BY SANDY STAGGS
USC Upstate Theatre delivered one their finest dramatic outings in recent memory this weekend with Lynn Nottage’s Pulitzer Prize winning play Sweat.
Brimming with commentary about the working class, economic divide, and addiction, Sweat, directed by Lee Neibert, director the Theatre and Chair of Fine Arts and Communication Studies, shifts back and forth in time from 2000 and 2008 in Reading, Pennsylvania right smack in the middle of the Rust Belt.
Set in a fictional drinking hole managed by bartender Stan (a keen and insightful showing by Bradley Roberts) who used to work at Olstead’s Steel Tubing plant before an accident sidelined him, Sweat centers on two middle-aged friends who work at the same facility and frequent their favorite bar – Cynthia and Tracey, played by Avyonna Ballew and Erika Montgomery, respectively.
Cynthia is African-American and Tracey is Caucasian and their sons – also employees at Olstead’s like generations before them – are also best friends. Senior Kyle McIntyre (Jason) in his most powerful performance to date, and African-American sophomore Pen Valentine in his stage debut.
When a middle management position opens up at the plant, uneducated Cynthia and Tracey opine about applying for the job, but both concede the corporation will likely bring in some Ivy League white guy from outside the company instead of plucking one of their own for the promotion.
Yet, when Cynthia surprisingly lands the new gig, their friendship splinters as Tracey considers her pal a traitor as the company seeks to renogotiatrenegotiate their Union contract with deep concessions for the rank-and-file employees with the threat of moving their jobs to Mexico.
The workers go on strike and the pressure of economic stress as their livelihoods are threatened lead to tragic consequences for all. Even though this play has closed, I won’t reveal the shocking ending.
News reports at the top of each scene such Dow Jones activity, the 2000 presidential election campaign, NAFTA, etc., help define the mood and ongoing financial crisis seething as the characters struggle to survive.

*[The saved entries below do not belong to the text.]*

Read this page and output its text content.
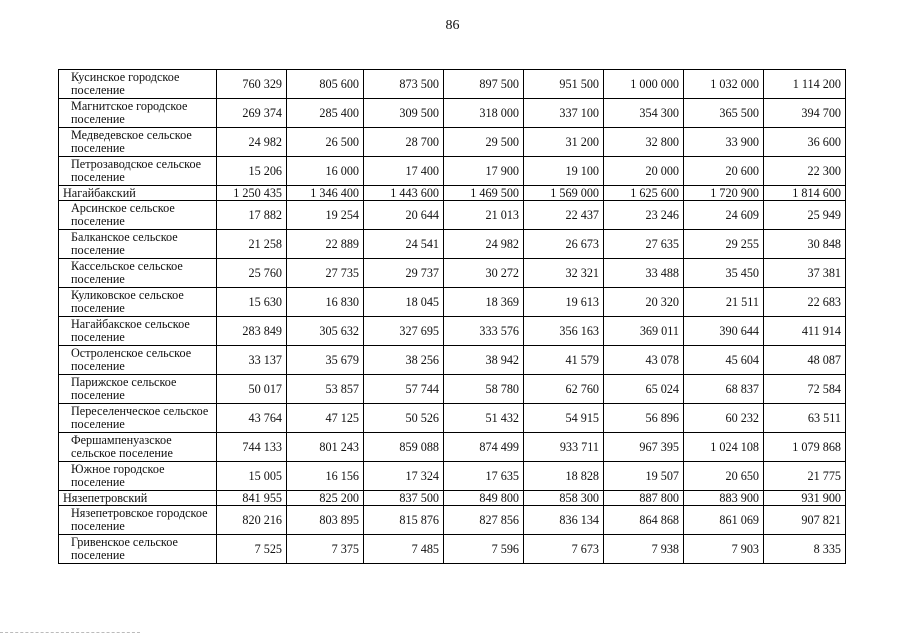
86
Кусинское городское поселение	760 329	805 600	873 500	897 500	951 500	1 000 000	1 032 000	1 114 200
Магнитское городское поселение	269 374	285 400	309 500	318 000	337 100	354 300	365 500	394 700
Медведевское сельское поселение	24 982	26 500	28 700	29 500	31 200	32 800	33 900	36 600
Петрозаводское сельское поселение	15 206	16 000	17 400	17 900	19 100	20 000	20 600	22 300
Нагайбакский	1 250 435	1 346 400	1 443 600	1 469 500	1 569 000	1 625 600	1 720 900	1 814 600
Арсинское сельское поселение	17 882	19 254	20 644	21 013	22 437	23 246	24 609	25 949
Балканское сельское поселение	21 258	22 889	24 541	24 982	26 673	27 635	29 255	30 848
Кассельское сельское поселение	25 760	27 735	29 737	30 272	32 321	33 488	35 450	37 381
Куликовское сельское поселение	15 630	16 830	18 045	18 369	19 613	20 320	21 511	22 683
Нагайбакское сельское поселение	283 849	305 632	327 695	333 576	356 163	369 011	390 644	411 914
Остроленское сельское поселение	33 137	35 679	38 256	38 942	41 579	43 078	45 604	48 087
Парижское сельское поселение	50 017	53 857	57 744	58 780	62 760	65 024	68 837	72 584
Переселенческое сельское поселение	43 764	47 125	50 526	51 432	54 915	56 896	60 232	63 511
Фершампенуазское сельское поселение	744 133	801 243	859 088	874 499	933 711	967 395	1 024 108	1 079 868
Южное городское поселение	15 005	16 156	17 324	17 635	18 828	19 507	20 650	21 775
Нязепетровский	841 955	825 200	837 500	849 800	858 300	887 800	883 900	931 900
Нязепетровское городское поселение	820 216	803 895	815 876	827 856	836 134	864 868	861 069	907 821
Гривенское сельское поселение	7 525	7 375	7 485	7 596	7 673	7 938	7 903	8 335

The result is an intense drama filled with conflicts, tension, painful truths and a descent into chaos, and stupendous, powerful performances all around.
Ballew’s Cynthia oozes realism and empathy as she walks a fine line between her loyalty to her friends and co-workers and her own self-preservation, and as she encourages her son to pursue an education and rise out of the cycle of a laborious unrewarding future.

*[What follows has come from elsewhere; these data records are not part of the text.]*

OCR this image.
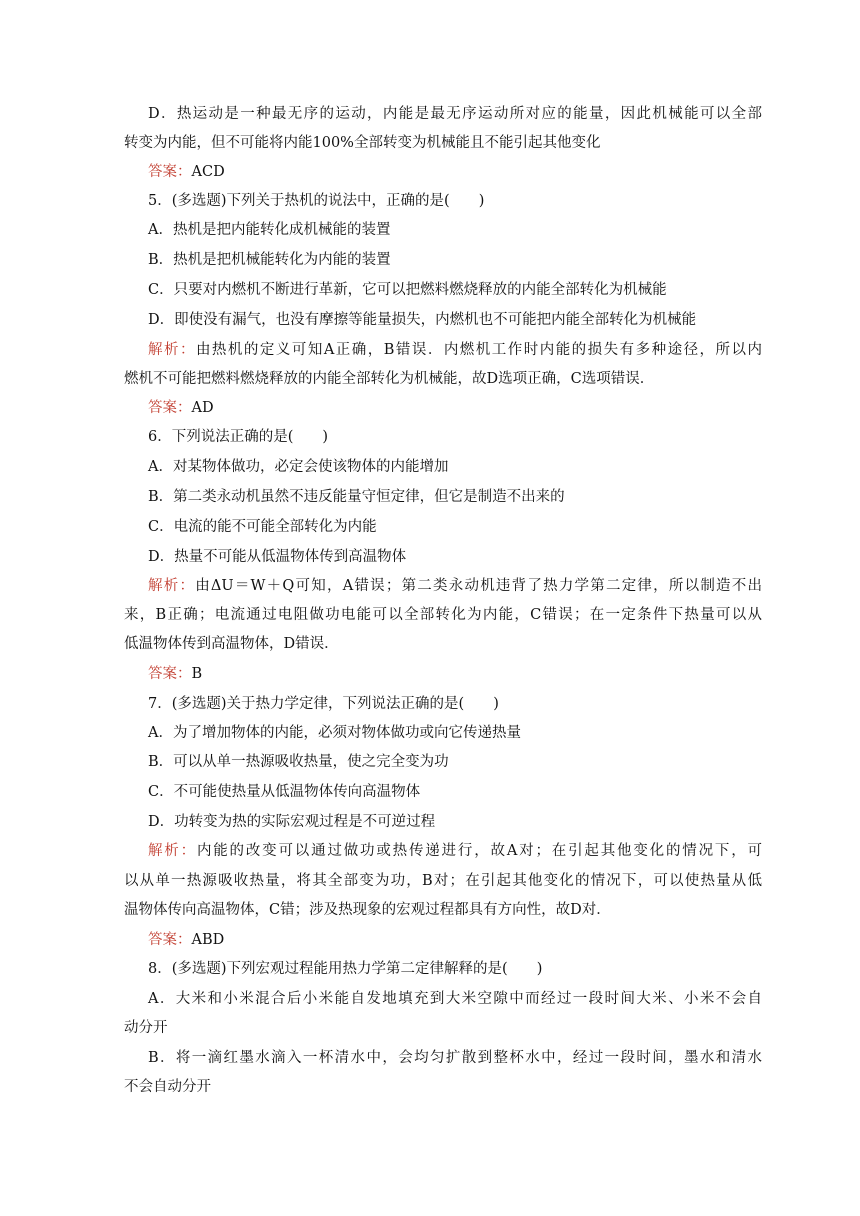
D．热运动是一种最无序的运动，内能是最无序运动所对应的能量，因此机械能可以全部
转变为内能，但不可能将内能100%全部转变为机械能且不能引起其他变化
答案：ACD
5．(多选题)下列关于热机的说法中，正确的是(　　)
A．热机是把内能转化成机械能的装置
B．热机是把机械能转化为内能的装置
C．只要对内燃机不断进行革新，它可以把燃料燃烧释放的内能全部转化为机械能
D．即使没有漏气，也没有摩擦等能量损失，内燃机也不可能把内能全部转化为机械能
解析：由热机的定义可知A正确，B错误．内燃机工作时内能的损失有多种途径，所以内
燃机不可能把燃料燃烧释放的内能全部转化为机械能，故D选项正确，C选项错误．
答案：AD
6．下列说法正确的是(　　)
A．对某物体做功，必定会使该物体的内能增加
B．第二类永动机虽然不违反能量守恒定律，但它是制造不出来的
C．电流的能不可能全部转化为内能
D．热量不可能从低温物体传到高温物体
解析：由ΔU＝W＋Q可知，A错误；第二类永动机违背了热力学第二定律，所以制造不出
来，B正确；电流通过电阻做功电能可以全部转化为内能，C错误；在一定条件下热量可以从
低温物体传到高温物体，D错误．
答案：B
7．(多选题)关于热力学定律，下列说法正确的是(　　)
A．为了增加物体的内能，必须对物体做功或向它传递热量
B．可以从单一热源吸收热量，使之完全变为功
C．不可能使热量从低温物体传向高温物体
D．功转变为热的实际宏观过程是不可逆过程
解析：内能的改变可以通过做功或热传递进行，故A对；在引起其他变化的情况下，可
以从单一热源吸收热量，将其全部变为功，B对；在引起其他变化的情况下，可以使热量从低
温物体传向高温物体，C错；涉及热现象的宏观过程都具有方向性，故D对．
答案：ABD
8．(多选题)下列宏观过程能用热力学第二定律解释的是(　　)
A．大米和小米混合后小米能自发地填充到大米空隙中而经过一段时间大米、小米不会自
动分开
B．将一滴红墨水滴入一杯清水中，会均匀扩散到整杯水中，经过一段时间，墨水和清水
不会自动分开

Montgomery is engaging and fierce in her anger and despair over being being betrayed by her best friend and the system that favors the bottom over the human costs.

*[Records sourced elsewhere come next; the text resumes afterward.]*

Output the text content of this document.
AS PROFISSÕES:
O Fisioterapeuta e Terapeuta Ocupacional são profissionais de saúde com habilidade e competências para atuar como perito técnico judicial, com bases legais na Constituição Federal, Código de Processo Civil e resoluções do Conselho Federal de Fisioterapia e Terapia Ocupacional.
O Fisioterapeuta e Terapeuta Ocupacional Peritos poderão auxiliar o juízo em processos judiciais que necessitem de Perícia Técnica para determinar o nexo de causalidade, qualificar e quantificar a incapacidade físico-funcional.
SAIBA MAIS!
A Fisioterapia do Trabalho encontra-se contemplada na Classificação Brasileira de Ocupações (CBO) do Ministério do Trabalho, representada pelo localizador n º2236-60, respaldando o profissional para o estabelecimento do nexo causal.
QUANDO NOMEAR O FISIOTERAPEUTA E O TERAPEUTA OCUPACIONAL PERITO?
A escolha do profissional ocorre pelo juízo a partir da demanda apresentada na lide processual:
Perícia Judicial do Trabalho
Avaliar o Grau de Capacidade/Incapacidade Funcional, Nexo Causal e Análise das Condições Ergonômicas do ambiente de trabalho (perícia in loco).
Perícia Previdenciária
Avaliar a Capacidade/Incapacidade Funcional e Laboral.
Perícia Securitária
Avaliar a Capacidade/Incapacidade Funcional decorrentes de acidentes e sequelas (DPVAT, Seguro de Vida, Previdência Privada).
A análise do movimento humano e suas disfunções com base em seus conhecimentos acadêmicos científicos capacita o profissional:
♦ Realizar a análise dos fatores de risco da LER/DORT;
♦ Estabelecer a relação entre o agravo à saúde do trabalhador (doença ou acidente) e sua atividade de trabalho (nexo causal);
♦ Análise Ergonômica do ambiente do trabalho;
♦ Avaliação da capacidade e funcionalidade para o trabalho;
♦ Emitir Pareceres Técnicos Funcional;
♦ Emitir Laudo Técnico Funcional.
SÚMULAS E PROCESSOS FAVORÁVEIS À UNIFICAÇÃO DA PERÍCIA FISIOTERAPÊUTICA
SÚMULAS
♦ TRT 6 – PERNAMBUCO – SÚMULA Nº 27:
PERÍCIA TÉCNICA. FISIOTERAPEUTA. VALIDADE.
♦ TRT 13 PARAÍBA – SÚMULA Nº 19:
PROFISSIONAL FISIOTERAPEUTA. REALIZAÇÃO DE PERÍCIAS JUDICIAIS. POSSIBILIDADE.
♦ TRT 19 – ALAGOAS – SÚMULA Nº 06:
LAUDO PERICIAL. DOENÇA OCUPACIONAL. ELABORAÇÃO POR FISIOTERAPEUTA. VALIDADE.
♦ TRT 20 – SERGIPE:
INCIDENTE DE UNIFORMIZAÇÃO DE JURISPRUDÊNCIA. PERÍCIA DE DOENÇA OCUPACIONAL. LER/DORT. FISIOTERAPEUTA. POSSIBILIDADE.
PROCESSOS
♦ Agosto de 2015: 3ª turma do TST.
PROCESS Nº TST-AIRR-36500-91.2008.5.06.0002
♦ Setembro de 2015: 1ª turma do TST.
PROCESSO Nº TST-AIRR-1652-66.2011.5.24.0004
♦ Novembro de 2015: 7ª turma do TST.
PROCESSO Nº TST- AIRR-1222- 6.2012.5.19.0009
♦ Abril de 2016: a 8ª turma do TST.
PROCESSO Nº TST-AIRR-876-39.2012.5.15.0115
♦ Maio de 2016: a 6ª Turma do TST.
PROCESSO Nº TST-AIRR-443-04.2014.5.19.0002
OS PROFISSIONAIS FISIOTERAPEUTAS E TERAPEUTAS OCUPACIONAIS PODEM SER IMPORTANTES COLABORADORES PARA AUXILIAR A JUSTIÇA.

McIntyre transforms himself physically with prison tattoos (that appear and disappear with the time shifts) into a young hothead with machismo into a hardened criminal and addict, a recurring theme that is prescient first with the appearance of Brucie, (portrayed by Lo’Heem Miller), Cynthia’s addict husband and also the victim of a similar “downsizing” of a local textile mill years before.
Valentine excels in his role as Chris, the college-bound kid who seems to the only character that accepts redemption and reformation, even though it’s through a newfound faith in Christianity.
Roberts captures his character’s working man’s worldliness with aplomb and authority, particularity in the climax.
Guest actor Juan Williamson as Oscar the immigrant busboy lurks about the proceedings until act two when he becomes a scab and becomes the physical embodiment of the gang’s hostility and a target for taking away their jobs.
Miller is convincing as the play’s first casualty of the Wall Street vs. Main Street trend and an entertaining Lola Mann rounds out the cast as co-worker and lush Jessie.
The bar setting designed by student Zachary Urban is stupendous, rich in every detail, and expansive in his ingenious use of steel in his concept: a metal ladder to the roof with plumbing and conduits and a massive two-to-three foot diameter pipeline suspended above the set, and eschewing the back curtain to expose the theatre’s actual steel conduits that add to the industrial theme of the play, Bravo, Zachary!
Neibert elicits powerful, nuanced and organic performances from his cast in a production that looks good and drives home the urgency and stakes at play in this heartbreaking story that, in essence, explains Donald Trump’s rise to power: the human casualties of the new industrialization age and the 21st century economy.